What mattered now was not so much the perfect mathematical proportions of the Vitruvian Man, but his pose, his gesture, and his importance. Men wanted to be portrayed as their own powerful selves, with a focus on individual strength.

The Gilded Age: Bigger is Better

From the late 1800s to the early 1900s, weight meant status. A big belly was considered attractive because it signified wealth – you had the means to avoid hard labour. 

In fact, it was so celebrated that Fat Men’s Clubs sprung up across North America. To gain entry, you had to be over 200 pounds (around 90kg), pay a $1 fee to enter and learn a secret handshake and password. 

The Boston Globe wrote about one meeting in 1904 colourfully: "This village is full of bulbous and overhanging abdomens and double chins tonight, for the New England Fat Men's Club is in session at Hale's Tavern.
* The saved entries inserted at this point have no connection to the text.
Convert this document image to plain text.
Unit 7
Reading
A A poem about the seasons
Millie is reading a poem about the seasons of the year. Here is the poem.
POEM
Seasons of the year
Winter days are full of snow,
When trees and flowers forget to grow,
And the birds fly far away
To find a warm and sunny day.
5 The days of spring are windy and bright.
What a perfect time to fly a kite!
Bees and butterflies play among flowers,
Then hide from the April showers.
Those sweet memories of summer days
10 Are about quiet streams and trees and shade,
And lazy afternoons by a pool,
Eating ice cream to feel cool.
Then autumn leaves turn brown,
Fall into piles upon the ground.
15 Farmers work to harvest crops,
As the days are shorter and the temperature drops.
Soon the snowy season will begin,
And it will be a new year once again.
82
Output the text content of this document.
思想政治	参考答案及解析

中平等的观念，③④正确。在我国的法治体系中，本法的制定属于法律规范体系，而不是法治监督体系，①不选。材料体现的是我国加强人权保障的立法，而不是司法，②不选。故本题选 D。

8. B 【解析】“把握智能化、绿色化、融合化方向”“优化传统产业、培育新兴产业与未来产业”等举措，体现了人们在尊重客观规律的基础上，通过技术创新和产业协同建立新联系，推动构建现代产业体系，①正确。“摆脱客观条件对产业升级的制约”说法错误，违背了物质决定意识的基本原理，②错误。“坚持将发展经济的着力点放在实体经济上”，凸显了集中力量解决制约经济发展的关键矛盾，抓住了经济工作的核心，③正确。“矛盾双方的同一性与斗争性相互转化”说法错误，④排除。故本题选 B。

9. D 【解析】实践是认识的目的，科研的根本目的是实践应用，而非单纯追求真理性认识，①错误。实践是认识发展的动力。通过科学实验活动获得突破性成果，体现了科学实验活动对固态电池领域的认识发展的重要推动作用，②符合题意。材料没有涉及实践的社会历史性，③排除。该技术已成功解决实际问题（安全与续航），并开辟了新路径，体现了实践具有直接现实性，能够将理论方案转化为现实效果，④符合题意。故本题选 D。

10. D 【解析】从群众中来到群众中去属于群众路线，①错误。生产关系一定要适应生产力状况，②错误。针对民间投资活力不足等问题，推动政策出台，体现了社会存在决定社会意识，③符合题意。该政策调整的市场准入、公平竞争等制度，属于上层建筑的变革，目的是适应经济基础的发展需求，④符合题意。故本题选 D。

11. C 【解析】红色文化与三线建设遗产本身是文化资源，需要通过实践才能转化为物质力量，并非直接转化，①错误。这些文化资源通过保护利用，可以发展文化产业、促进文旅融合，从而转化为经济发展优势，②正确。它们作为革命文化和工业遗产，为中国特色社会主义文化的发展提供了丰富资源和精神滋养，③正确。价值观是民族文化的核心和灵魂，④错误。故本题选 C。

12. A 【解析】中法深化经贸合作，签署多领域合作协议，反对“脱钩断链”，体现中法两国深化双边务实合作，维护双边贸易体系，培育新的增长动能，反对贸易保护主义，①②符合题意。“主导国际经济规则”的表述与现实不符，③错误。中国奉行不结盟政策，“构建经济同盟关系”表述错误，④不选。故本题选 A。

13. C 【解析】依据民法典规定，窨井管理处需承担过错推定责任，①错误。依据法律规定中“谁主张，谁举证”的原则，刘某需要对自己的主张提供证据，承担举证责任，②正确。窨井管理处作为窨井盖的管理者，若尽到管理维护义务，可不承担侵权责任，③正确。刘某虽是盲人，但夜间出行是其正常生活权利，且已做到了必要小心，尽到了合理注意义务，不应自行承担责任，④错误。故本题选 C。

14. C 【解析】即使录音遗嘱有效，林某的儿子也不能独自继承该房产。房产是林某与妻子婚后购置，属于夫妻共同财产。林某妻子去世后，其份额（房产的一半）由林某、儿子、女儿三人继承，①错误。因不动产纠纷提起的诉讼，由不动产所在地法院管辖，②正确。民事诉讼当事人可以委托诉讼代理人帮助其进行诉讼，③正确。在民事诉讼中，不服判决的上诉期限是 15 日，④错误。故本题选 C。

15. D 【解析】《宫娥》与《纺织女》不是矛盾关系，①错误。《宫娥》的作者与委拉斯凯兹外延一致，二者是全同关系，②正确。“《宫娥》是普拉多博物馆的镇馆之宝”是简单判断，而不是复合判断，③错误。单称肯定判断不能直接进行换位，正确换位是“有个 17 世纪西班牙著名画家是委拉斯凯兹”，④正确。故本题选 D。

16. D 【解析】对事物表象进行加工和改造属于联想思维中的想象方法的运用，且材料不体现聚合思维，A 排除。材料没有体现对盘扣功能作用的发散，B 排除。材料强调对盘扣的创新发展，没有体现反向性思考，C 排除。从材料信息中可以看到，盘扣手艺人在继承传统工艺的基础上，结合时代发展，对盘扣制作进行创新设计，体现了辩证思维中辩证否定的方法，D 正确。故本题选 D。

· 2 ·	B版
The natives, who are mostly bony and angular, have stared with envy at the portly forms and rubicund faces which have arrived on every train."

Alas, this was the last time that a big belly would be portrayed as the height of attractiveness.

Hollywood: Back to Brawn

Hollywood in the 1920s began favouring actors with a leaner frame because, so it was said, people looked 20 pounds heavier on film. The idea of a muscular man being the ideal has only increased over time. 

The Telegraph posits that action figures like Henry Cavill in Superman may be giving our younger generation body image issues. In fact, a study found that men were more anxious about their bodies than they did 30 years ago. 

And it’s no wonder, especially with the proliferation of sites like TMZ that dedicate entire sections to showing unflattering pictures of famous people who have gained weight. 

You can read more about our thoughts on body confidence here.

Even celebrities are opening up about how unrealistic these standards really are. Richard Madden refuses to film ‘gratuitous nudity’ scenes because "we’re projecting a very unrealistic body image." He told Vogue, "I find myself with actor friends — after we’ve done a kind of barely eating, working-out-twice-a-day, no-carbing thing for these scenes — looking at each other going: ‘We’re just feeding this same shit that we’re against.’"

And he’s not alone. 

Jonah Hill once kindly asked fans not to “comment on my body” because “it’s not helpful and doesn’t feel good.” And then there’s John Boyega, who is passionate about creating inclusive films that showcase people of different body types. “Why do leads always have to be muscular and ripped? It’s about rebranding the way in which we are fed a false narrative of perfection.”

As we said earlier, the ideal man doesn’t exist. How can he, if he is supposed to be muscular and refined, waif-like and spiritual, strong and powerful, big-bellied and wealthy, all at the same time.Trying to live up to that is impossible.

The ideal man, and the perfect body, is whoever you are right now, and whatever body you’re rocking.